The West Indies held a peculiar sway in English minds of the eighteenth century. As home to the largest emigrant English population in a tropical region, the Caribbean islands clearly helped to shape and disseminate ideas about how heat affected health. After the loss of the mainland American colonies, it was also the only region that could give emigrant Britons a first-hand encounter with imported African slaves. But, as we have seen, despite a brutal plantation regime that held little regard for the welfare of enslaved people, older ideas about race that emphasised religion, language, technology and civilisation above all were remarkably persistent and had yet to undergo any radical transformation. Black bodies, deep down, were understood to be pretty much the same as white ones. The superiority of white Christian culture was unquestioned, of course, but not because of some innate difference in white biology. Lack of opportunities and education were most often blamed for the supposed inferiority of Africans, rather than inherent flaws with brains or bodies.

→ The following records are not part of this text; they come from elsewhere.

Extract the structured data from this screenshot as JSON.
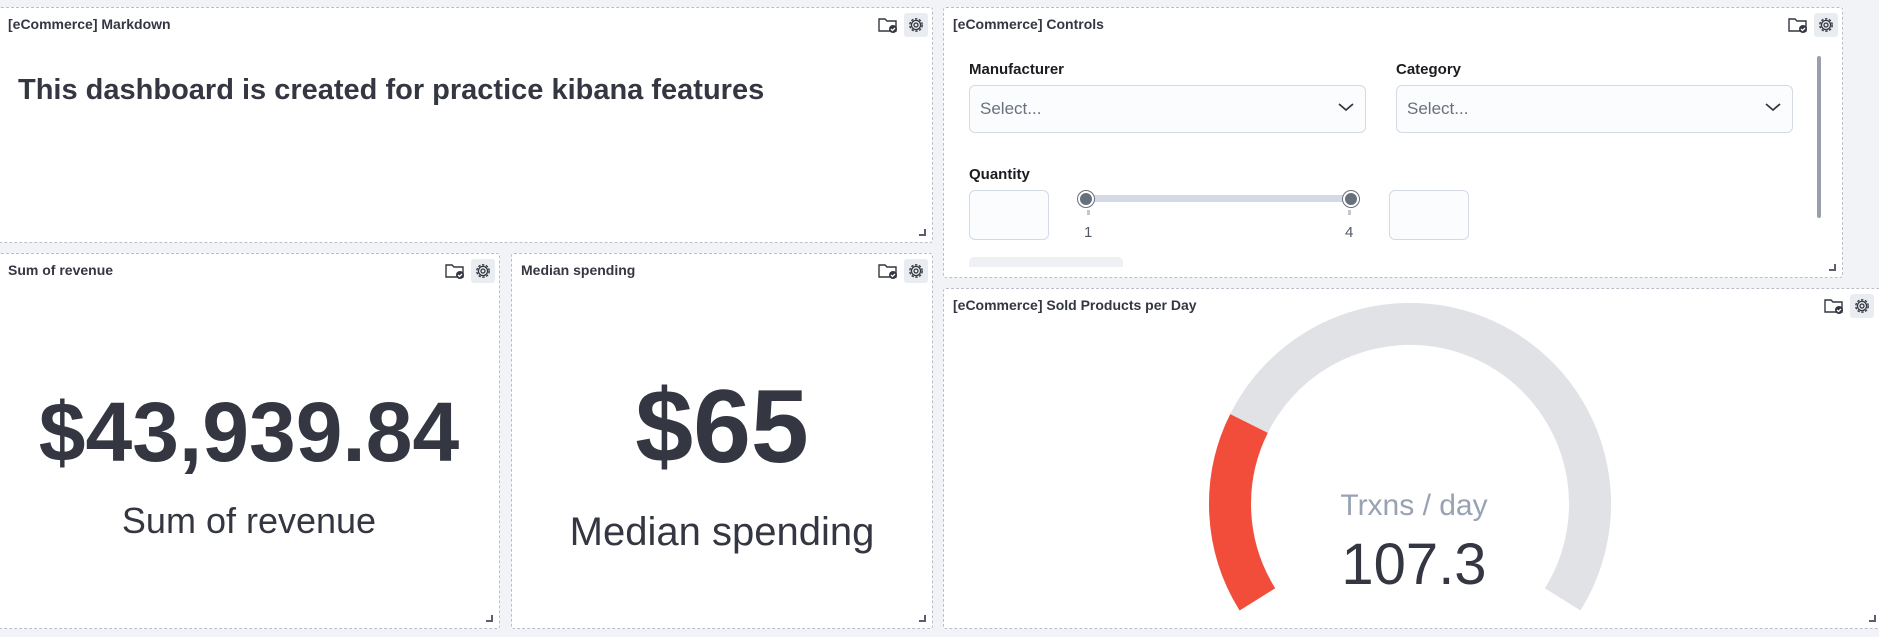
{
  "markdown_panel": {
    "title": "[eCommerce] Markdown",
    "heading": "This dashboard is created for practice kibana features"
  },
  "controls_panel": {
    "title": "[eCommerce] Controls",
    "manufacturer": {
      "label": "Manufacturer",
      "placeholder": "Select..."
    },
    "category": {
      "label": "Category",
      "placeholder": "Select..."
    },
    "quantity": {
      "label": "Quantity",
      "min_value": "",
      "max_value": "",
      "range_low": "1",
      "range_high": "4"
    }
  },
  "revenue_panel": {
    "title": "Sum of revenue",
    "value": "$43,939.84",
    "label": "Sum of revenue"
  },
  "median_panel": {
    "title": "Median spending",
    "value": "$65",
    "label": "Median spending"
  },
  "gauge_panel": {
    "title": "[eCommerce] Sold Products per Day",
    "label": "Trxns / day",
    "value": "107.3",
    "fill_fraction": 0.24,
    "fill_color": "#f24d3a",
    "track_color": "#e0e2e6"
  },
  "icons": {
    "folder": "folder-check-icon",
    "gear": "gear-icon",
    "dropdown": "chevron-down-icon"
  }
}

In the final decade of the eighteenth century, the Caribbean continued to draw European attention. The uprising of enslaved people in French St Domingue in 1791 had repercussions throughout the Atlantic World, and soon afterwards Britain, France and Spain resumed their long imperial rivalry in the region. Simultaneously, debates in Britain over the morality of the international slave trade to the West Indies highlighted to a wider audience the truly terrible conditions endured by captives. This led some people to begin to question how Europeans treated non-white people more generally. But most importantly for our purposes, it was during this tumultuous decade that Britain would embark on a military experiment, the WIRs, that would eventually help to entirely refashion white ideas about black bodies.